What started as a viral e-mail among The Kinkaid School's students, parents, and alums has thrust the elite academy into the center of a heated coast-to-coast debate on the blogsophere.
It all started when the proverbial "football-players-dress-up-as-cheerleaders-and-make-asses-of-themselves" skit at the pep rally was pulled at the last minute due to concerns about "negative gender stereotyping."

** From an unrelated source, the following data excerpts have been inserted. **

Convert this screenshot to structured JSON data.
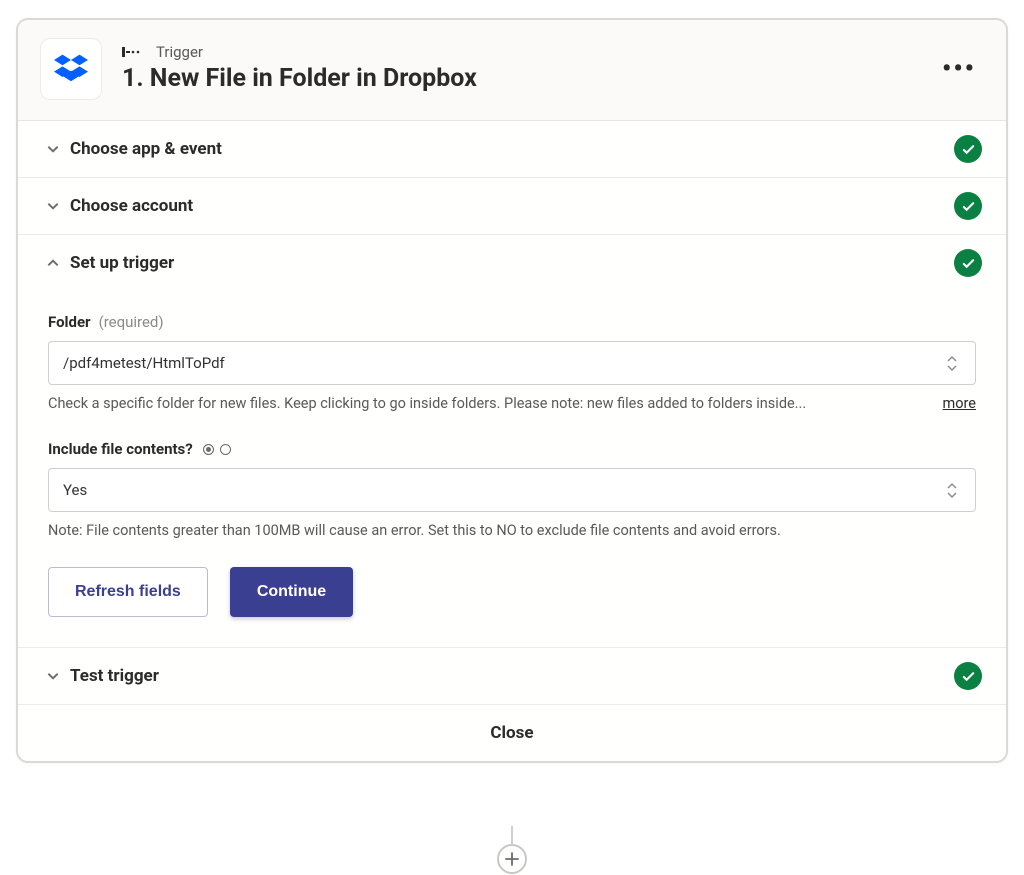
{
  "header": {
    "trigger_badge": "Trigger",
    "title": "1. New File in Folder in Dropbox",
    "app_icon": "dropbox-icon"
  },
  "sections": {
    "choose_app_event": {
      "label": "Choose app & event",
      "complete": true
    },
    "choose_account": {
      "label": "Choose account",
      "complete": true
    },
    "setup_trigger": {
      "label": "Set up trigger",
      "complete": true
    },
    "test_trigger": {
      "label": "Test trigger",
      "complete": true
    }
  },
  "fields": {
    "folder": {
      "label": "Folder",
      "required_label": "(required)",
      "value": "/pdf4metest/HtmlToPdf",
      "help": "Check a specific folder for new files. Keep clicking to go inside folders. Please note: new files added to folders inside...",
      "more": "more"
    },
    "include": {
      "label": "Include file contents?",
      "value": "Yes",
      "note": "Note: File contents greater than 100MB will cause an error. Set this to NO to exclude file contents and avoid errors."
    }
  },
  "buttons": {
    "refresh": "Refresh fields",
    "continue": "Continue",
    "close": "Close"
  }
}
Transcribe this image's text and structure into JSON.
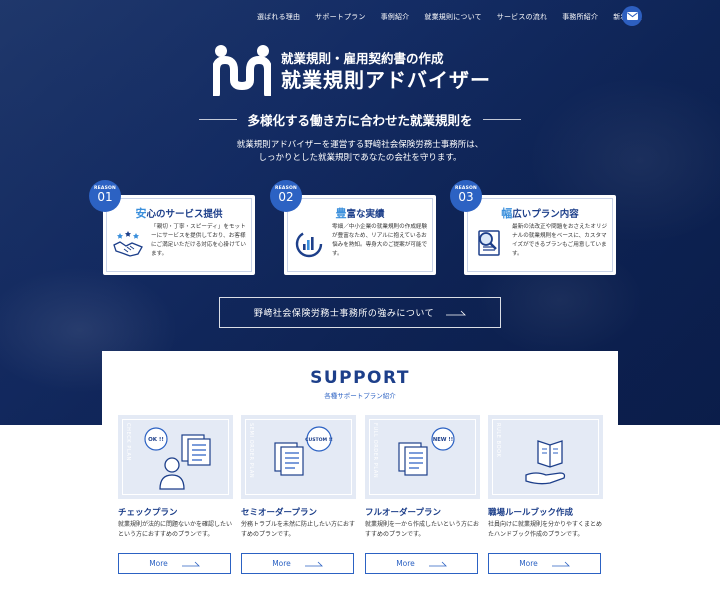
{
  "nav": {
    "items": [
      "選ばれる理由",
      "サポートプラン",
      "事例紹介",
      "就業規則について",
      "サービスの流れ",
      "事務所紹介",
      "新着情報"
    ],
    "mail_icon": "envelope-icon"
  },
  "logo": {
    "sub": "就業規則・雇用契約書の作成",
    "main": "就業規則アドバイザー"
  },
  "hero": {
    "tagline": "多様化する働き方に合わせた就業規則を",
    "intro_line1": "就業規則アドバイザーを運営する野﨑社会保険労務士事務所は、",
    "intro_line2": "しっかりとした就業規則であなたの会社を守ります。"
  },
  "reasons": [
    {
      "label": "REASON",
      "num": "01",
      "title_hl": "安",
      "title_rest": "心のサービス提供",
      "text": "「親切・丁寧・スピーディ」をモットーにサービスを提供しており、お客様にご満足いただける対応を心掛けています。",
      "icon": "handshake-icon"
    },
    {
      "label": "REASON",
      "num": "02",
      "title_hl": "豊",
      "title_rest": "富な実績",
      "text": "零細／中小企業の就業規則の作成経験が豊富なため、リアルに抱えているお悩みを熟知。専身大のご提案が可能です。",
      "icon": "chart-icon"
    },
    {
      "label": "REASON",
      "num": "03",
      "title_hl": "幅",
      "title_rest": "広いプラン内容",
      "text": "最新の法改正や問題をおさえたオリジナルの就業規則をベースに、カスタマイズができるプランもご用意しています。",
      "icon": "document-search-icon"
    }
  ],
  "strength_button": "野﨑社会保険労務士事務所の強みについて",
  "support": {
    "title": "SUPPORT",
    "subtitle": "各種サポートプラン紹介"
  },
  "plans": [
    {
      "vlabel": "CHECK PLAN",
      "bubble": "OK !!",
      "name": "チェックプラン",
      "desc": "就業規則が法的に問題ないかを確認したいという方におすすめのプランです。",
      "more": "More",
      "icon": "person-check-icon"
    },
    {
      "vlabel": "SEMI ORDER PLAN",
      "bubble": "CUSTOM !!",
      "name": "セミオーダープラン",
      "desc": "労務トラブルを未然に防止したい方におすすめのプランです。",
      "more": "More",
      "icon": "document-custom-icon"
    },
    {
      "vlabel": "FULL ORDER PLAN",
      "bubble": "NEW !!",
      "name": "フルオーダープラン",
      "desc": "就業規則を一から作成したいという方におすすめのプランです。",
      "more": "More",
      "icon": "document-new-icon"
    },
    {
      "vlabel": "RULE BOOK",
      "bubble": "",
      "name": "職場ルールブック作成",
      "desc": "社員向けに就業規則を分かりやすくまとめたハンドブック作成のプランです。",
      "more": "More",
      "icon": "book-hand-icon"
    }
  ],
  "colors": {
    "navy": "#1d3f8a",
    "accent": "#2c62c3",
    "light_blue": "#3a8fdc",
    "card_bg": "#e4eaf5"
  }
}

This was the final straw for Hugh "Skip" McGee III, head of investment banking for Barclay's (with a rumored $25 million a year salary), who sent a scathing five-page missive to the Kinkaid board of directors. Pop culture and media über-blog Gawker describes it as "bullet-pointed explanation of the new white man's burden: Getting subversives fired from your kid's prep school. His rationale includes 'the parent whisper circuit,' 'a gay female coach,' and the time a 'leftist' teacher made his son cry."

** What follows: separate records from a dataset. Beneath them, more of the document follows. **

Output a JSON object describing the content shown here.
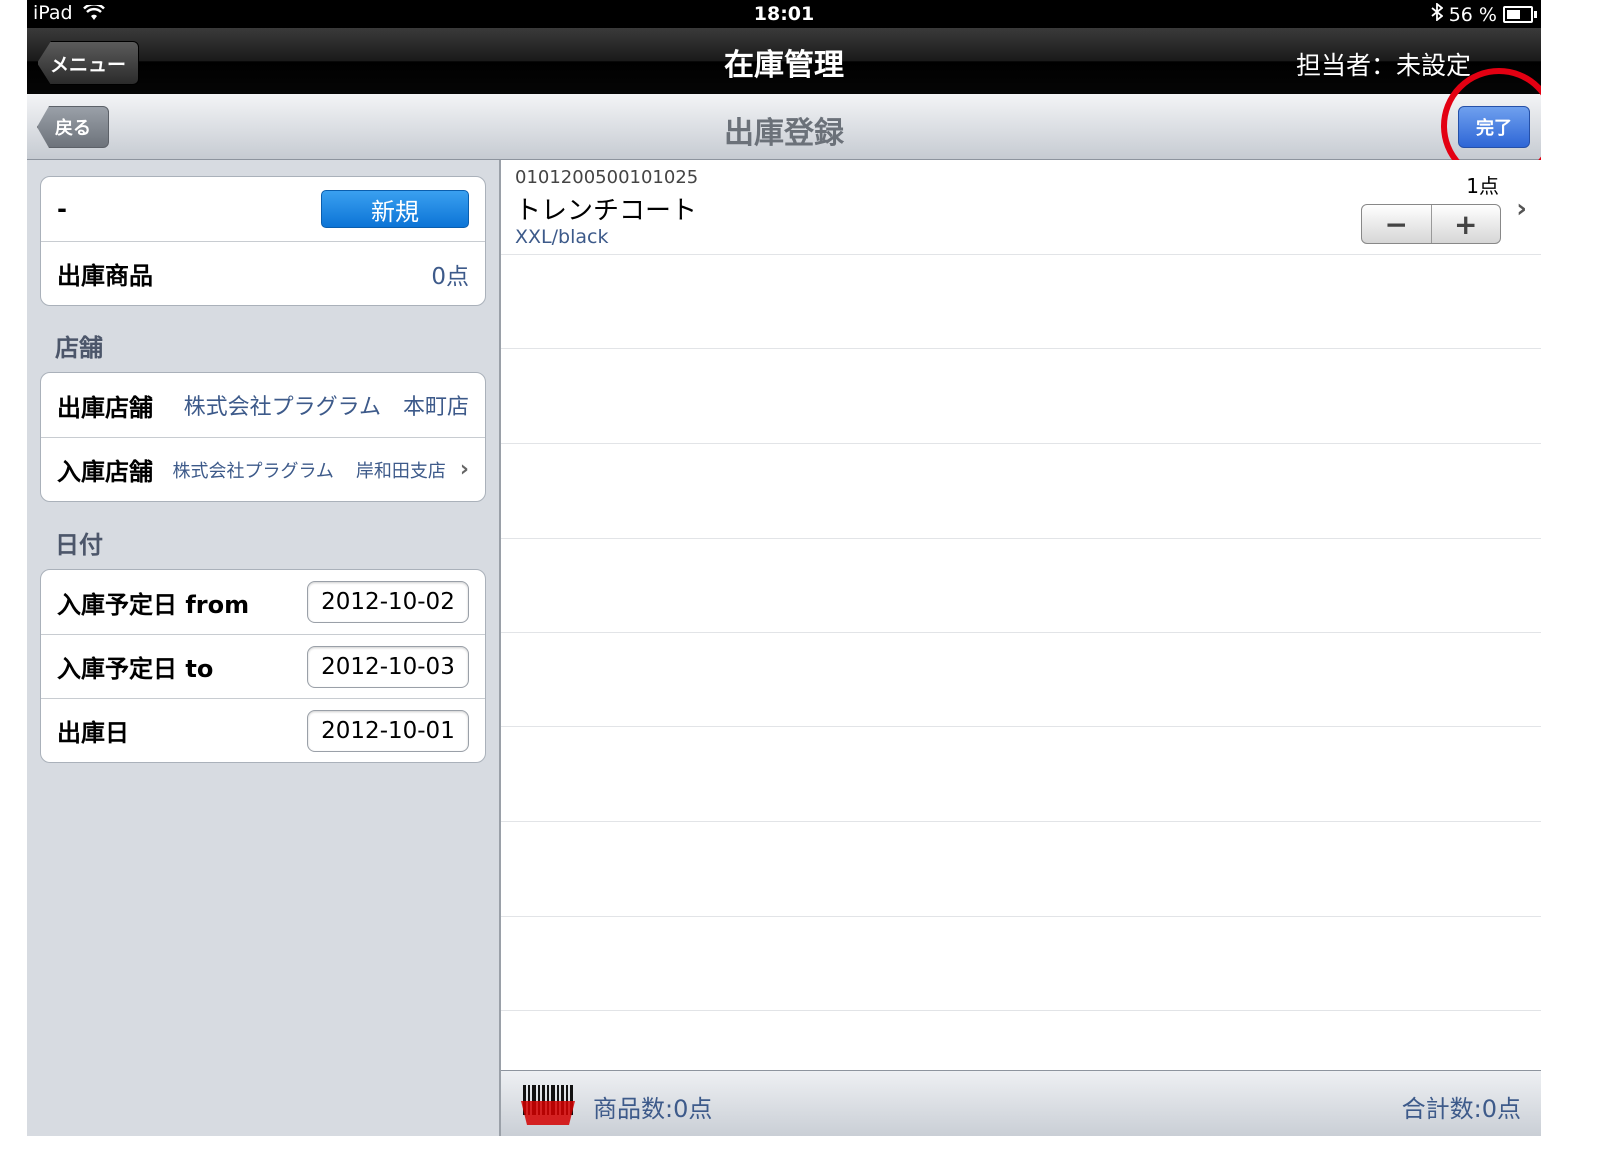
{
  "status_bar": {
    "carrier": "iPad",
    "time": "18:01",
    "battery": "56 %"
  },
  "nav": {
    "menu_label": "メニュー",
    "title": "在庫管理",
    "user": "担当者：未設定"
  },
  "subnav": {
    "back_label": "戻る",
    "title": "出庫登録",
    "done_label": "完了"
  },
  "summary": {
    "status_label": "-",
    "new_button": "新規",
    "items_label": "出庫商品",
    "items_value": "0点"
  },
  "store_section": {
    "title": "店舗",
    "out_label": "出庫店舗",
    "out_company": "株式会社プラグラム",
    "out_branch": "本町店",
    "in_label": "入庫店舗",
    "in_company": "株式会社プラグラム",
    "in_branch": "岸和田支店"
  },
  "date_section": {
    "title": "日付",
    "rows": [
      {
        "label": "入庫予定日 from",
        "value": "2012-10-02"
      },
      {
        "label": "入庫予定日 to",
        "value": "2012-10-03"
      },
      {
        "label": "出庫日",
        "value": "2012-10-01"
      }
    ]
  },
  "item": {
    "code": "0101200500101025",
    "name": "トレンチコート",
    "variant": "XXL/black",
    "qty": "1点",
    "minus": "−",
    "plus": "+"
  },
  "footer": {
    "product_count": "商品数:0点",
    "total_count": "合計数:0点"
  }
}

Those who love bloated trainwrecks can view the email online, but we prefer the Kinkaid student-penned spoof that is making the rounds and is sure to be posted somewhere on the Internet soon.
The fallout, according to Kinkaid insiders and Gawker? The aforementioned teacher has been fired, the future is grim for the offending principal, and all diversity events planned are on hold. Several activities relating to The Laramie Project (a play about the murder of Matthew Shepard) have been shelved and a school-wide reading of Dr. Seuss' The Lorax has been cancelled.
Reaction? Meet overreaction.
We are perfectly happy to let Kinkaid sort out their diversity issues on their own (our sources say it's far more of a gray, complex issue than Gawker makes it out to be), but this combination of money, power, and a culture war in a Houston prep school was a surefire recipe to go viral.
It's interesting to note that it's the second Houston high school scandal to make national news this fall, after Memorial High School students made a totally gross and misogynist shirt to represent their rivalry with Stratford and were called out by fellow students and the blogosphere.
It looks like the culture war isn't just red state/blue state anymore. While it does lend a bit of scandal and notoriety to our city, at least we have people on both sides of the issues having discussions, however, ahem, interesting, some of those opinions might be.
We're just glad the politics of high school are behind us.